In mapsource "follow road" mode, I define the (editable user) waypoints and then lace them together as a route; mapsource calcs and displays the route between them, however that is for display purposes only. The route between the waypoints is not written to the GPX; the gps recalcs the "follow road" route at load (which is what causes all the grief).
OK, I think I see what you mean. You lace them together (by which I presume you mean use mapsource's 'Create Route From Waypoints' feature) just in order to make sure you've got enough waypoints, yes?
I'll take the next bit step by step,
If you're saying your system would replicate mapsource "follow road" routing by calculating ...

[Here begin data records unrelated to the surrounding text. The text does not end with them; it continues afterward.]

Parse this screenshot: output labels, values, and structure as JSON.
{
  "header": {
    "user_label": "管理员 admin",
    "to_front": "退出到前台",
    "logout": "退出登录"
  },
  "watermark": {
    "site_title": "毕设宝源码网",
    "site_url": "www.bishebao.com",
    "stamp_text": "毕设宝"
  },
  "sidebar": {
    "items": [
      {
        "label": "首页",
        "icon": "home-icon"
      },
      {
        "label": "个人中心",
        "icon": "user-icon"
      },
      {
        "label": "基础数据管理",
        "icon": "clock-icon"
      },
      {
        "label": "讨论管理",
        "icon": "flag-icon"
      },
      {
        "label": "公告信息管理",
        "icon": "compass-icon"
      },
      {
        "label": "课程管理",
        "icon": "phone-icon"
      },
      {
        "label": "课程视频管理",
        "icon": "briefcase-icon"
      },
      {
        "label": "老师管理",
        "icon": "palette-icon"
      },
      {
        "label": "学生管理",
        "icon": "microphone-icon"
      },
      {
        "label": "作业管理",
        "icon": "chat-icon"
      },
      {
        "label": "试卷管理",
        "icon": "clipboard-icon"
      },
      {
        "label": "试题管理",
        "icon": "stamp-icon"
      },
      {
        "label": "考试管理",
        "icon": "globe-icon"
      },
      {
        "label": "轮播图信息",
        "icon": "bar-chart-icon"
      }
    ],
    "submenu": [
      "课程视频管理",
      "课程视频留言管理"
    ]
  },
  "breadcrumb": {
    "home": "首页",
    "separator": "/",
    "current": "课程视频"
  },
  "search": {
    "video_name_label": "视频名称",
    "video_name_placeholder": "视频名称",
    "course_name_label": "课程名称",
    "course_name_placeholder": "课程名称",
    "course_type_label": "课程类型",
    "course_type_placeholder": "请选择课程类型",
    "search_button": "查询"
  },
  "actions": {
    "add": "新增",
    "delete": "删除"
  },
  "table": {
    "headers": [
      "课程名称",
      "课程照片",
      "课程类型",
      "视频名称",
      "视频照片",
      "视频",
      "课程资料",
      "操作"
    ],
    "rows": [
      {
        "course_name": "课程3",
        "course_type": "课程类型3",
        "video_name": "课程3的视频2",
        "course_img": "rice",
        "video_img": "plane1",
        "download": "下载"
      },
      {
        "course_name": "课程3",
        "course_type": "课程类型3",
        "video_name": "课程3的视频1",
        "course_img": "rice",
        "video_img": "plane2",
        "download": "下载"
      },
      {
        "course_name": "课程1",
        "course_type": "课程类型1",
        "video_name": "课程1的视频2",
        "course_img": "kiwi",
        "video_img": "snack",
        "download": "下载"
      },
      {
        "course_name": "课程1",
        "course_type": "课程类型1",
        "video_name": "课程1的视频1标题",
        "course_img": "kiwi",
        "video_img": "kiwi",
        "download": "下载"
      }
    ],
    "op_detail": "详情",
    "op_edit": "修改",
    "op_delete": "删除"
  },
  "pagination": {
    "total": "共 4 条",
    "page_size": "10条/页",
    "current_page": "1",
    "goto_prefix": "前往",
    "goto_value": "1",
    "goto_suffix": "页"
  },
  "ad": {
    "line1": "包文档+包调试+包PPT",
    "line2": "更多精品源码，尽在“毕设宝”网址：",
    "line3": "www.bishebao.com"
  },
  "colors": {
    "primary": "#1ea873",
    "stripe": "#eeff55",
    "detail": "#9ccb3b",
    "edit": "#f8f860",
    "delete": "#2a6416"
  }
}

yes, albeit using google's algorithm and data
and displaying the "route" between waypoints, and write both the waypoints (with labels and bespoke flags)
(the WAYpoints already exist - you've said you create them first, so it wouldn't need to write them again...see '<anal>' below )
and associated route based on them
yes, which is made up of ROUTEpoints, which it
would create anew. One in the same place as each waypoint, which is exactly what mappoint does.
AND/OR the associated (follow road) inter-route-point track segments to the GPX at the same time,
yes, absolutely. This could be like you say instead of, or as well as, creating the route. I would recommend instead of.
Creating just the
track would produce a GPX like your willy warmer 'full' , by the way, the way I'm thinking of doing it. (And this is the exact format of GPX that I like to navigate by - I like having waypoints there if I need them, but I navigate primarily from a track, not a route. Obviously also therefore what I would recommend, although I will provide the 'route' option as well if it's wanted.)
This is something mapsource can't do - which leads me to be curious as to how you did create it - did you create the track separately?
<anal>
The way I think of it:
A WAYpoint is its own entity, an orphan, it is its own free agent, nothing owns it and nothing is made up of them.
A ROUTEpoint is what a ROUTE is made up of, it cannot live outside of a route, and a route cannot be made up of anything else.
Confusingly, in the schema,
http://www.topografix.com/GPX/1/1/ a routepoint has the same type specification as a waypoint. However, you can't just 'move' waypoints into a route. They have to be copied to routepoints, declared as <rtept> rather than <wpt>.